Chat rooms and blogs used in Leaving Cert probe
WEBSITES, chat rooms and blogs helped confirm a breach in security that led to the postponement of a Leaving Certificate exam paper, a report published yesterday has found. The State Examinations Commission (SEC) monitored the internet after receiving a phonecall from the principal of St Oliver's Community College in Drogheda, Co Louth, to warn a breach may have occurred. The principal made the call on June 3 after being contacted by parents of two exam students attending two different Drogheda schools who said they believed a security breach had taken place in his school.
The principal said the students had named a poet whom they believed featured in English paper 2. The students had sat English paper 1 that morning and were due to sit paper 2 on the morning of June 4. It subsequently emerged names of three poets on paper 2 were known as well as a question on Macbeth related to "deception".

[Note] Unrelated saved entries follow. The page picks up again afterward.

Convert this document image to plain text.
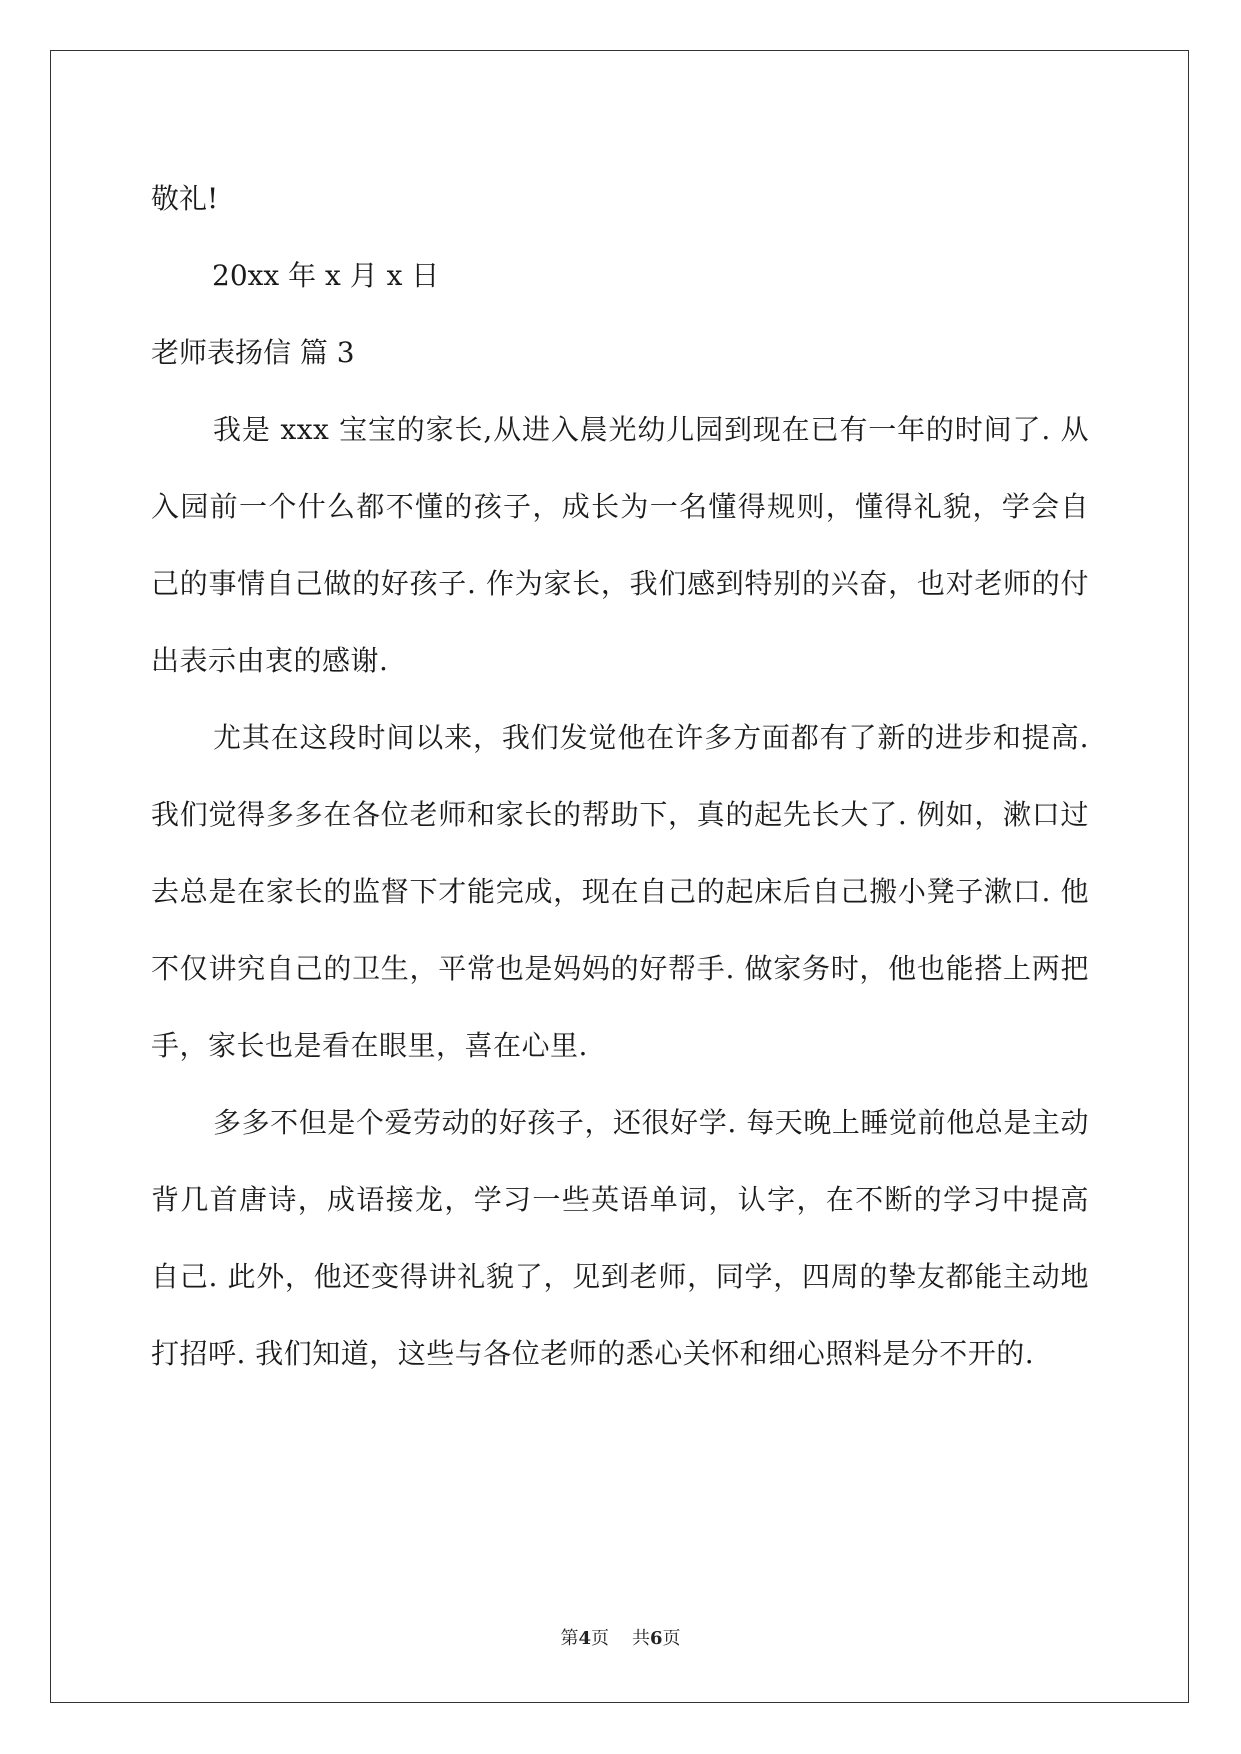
敬礼!
20xx 年 x 月 x 日
老师表扬信 篇 3
我是 xxx 宝宝的家长,从进入晨光幼儿园到现在已有一年的时间了. 从入园前一个什么都不懂的孩子，成长为一名懂得规则，懂得礼貌，学会自己的事情自己做的好孩子. 作为家长，我们感到特别的兴奋，也对老师的付出表示由衷的感谢.
尤其在这段时间以来，我们发觉他在许多方面都有了新的进步和提高. 我们觉得多多在各位老师和家长的帮助下，真的起先长大了. 例如，漱口过去总是在家长的监督下才能完成，现在自己的起床后自己搬小凳子漱口. 他不仅讲究自己的卫生，平常也是妈妈的好帮手. 做家务时，他也能搭上两把手，家长也是看在眼里，喜在心里.
多多不但是个爱劳动的好孩子，还很好学. 每天晚上睡觉前他总是主动背几首唐诗，成语接龙，学习一些英语单词，认字，在不断的学习中提高自己. 此外，他还变得讲礼貌了，见到老师，同学，四周的挚友都能主动地打招呼. 我们知道，这些与各位老师的悉心关怀和细心照料是分不开的.
第4页 共6页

The SEC's worst fears were confirmed in internet posts on exam-related sites and the paper had to be postponed until June 6 at considerable inconvenience to the SEC and considerable distress to 53,000 Leaving Certificate students. An investigation into the breach confirmed human error was responsible. The superintendent in the centre had not adhered to detailed security procedures set out by the SEC and, after mistakenly distributing the wrong paper to 46 students, failed to notify anyone about the breach. He subsequently claimed he did not believe students had seen details of paper 2 because he retrieved the papers immediately.
However CCTV footage showed a 25-second time lapse and a three-minute delay retrieving a paper from a second exam room.

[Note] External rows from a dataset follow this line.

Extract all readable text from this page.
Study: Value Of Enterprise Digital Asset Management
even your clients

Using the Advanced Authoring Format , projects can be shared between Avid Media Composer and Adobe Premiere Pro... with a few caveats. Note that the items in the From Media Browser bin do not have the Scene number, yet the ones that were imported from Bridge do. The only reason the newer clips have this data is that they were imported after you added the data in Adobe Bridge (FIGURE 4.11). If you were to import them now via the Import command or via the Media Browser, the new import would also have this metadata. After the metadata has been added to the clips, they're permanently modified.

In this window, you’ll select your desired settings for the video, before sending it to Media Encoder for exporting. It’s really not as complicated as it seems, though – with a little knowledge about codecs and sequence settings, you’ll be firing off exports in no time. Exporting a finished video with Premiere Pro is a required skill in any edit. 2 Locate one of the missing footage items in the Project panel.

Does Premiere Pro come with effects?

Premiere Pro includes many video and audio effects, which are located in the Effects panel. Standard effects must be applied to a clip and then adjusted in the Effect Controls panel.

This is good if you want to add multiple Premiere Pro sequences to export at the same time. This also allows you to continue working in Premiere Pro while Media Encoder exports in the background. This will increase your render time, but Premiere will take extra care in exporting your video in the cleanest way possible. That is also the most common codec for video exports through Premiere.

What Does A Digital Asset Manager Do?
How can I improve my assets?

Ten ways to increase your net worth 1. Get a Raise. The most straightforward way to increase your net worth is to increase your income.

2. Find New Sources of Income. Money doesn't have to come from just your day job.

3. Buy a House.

A number of options were considered after the SEC was satisfied the paper had been compromised, including maintaining the exam schedule using an alternative paper, but An Post could not guarantee delivery to every exam centre by 9.30am on June 4. The SEC also looked at postponing the exam to Saturday, June 13, but this was ruled out because the majority of students would have completed their exams by then "and would have made holiday and other commitments". June 6 was chosen. The superintendent responsible for the error was interviewed by Dónall Mac Diarmada, Examinations and Assessment Manager, who had visited the exam centre that morning but had not been informed about the mix-up.
He said the man was upset and "very contrite".
The report recommends making a specific direction to superintendents to contact the SEC immediately if there is any risk that the integrity of an exam may have been compromised. It also recommends a review of its training for superintendents.
Yesterday Education Minister Batt O'Keeffe said: "We must acknowledge that the exams process is heavily dependent on human input and, as such, the risk of error can never be entirely eliminated." He said the SEC would continue to review procedures.
The report recommends any subject composed of two written examination papers be scheduled so that both exams take place on the same day. The report also recommends an exam centre attendant, and not two students as is currently the practice, be used to verify that correct procedures are followed when opening exam papers.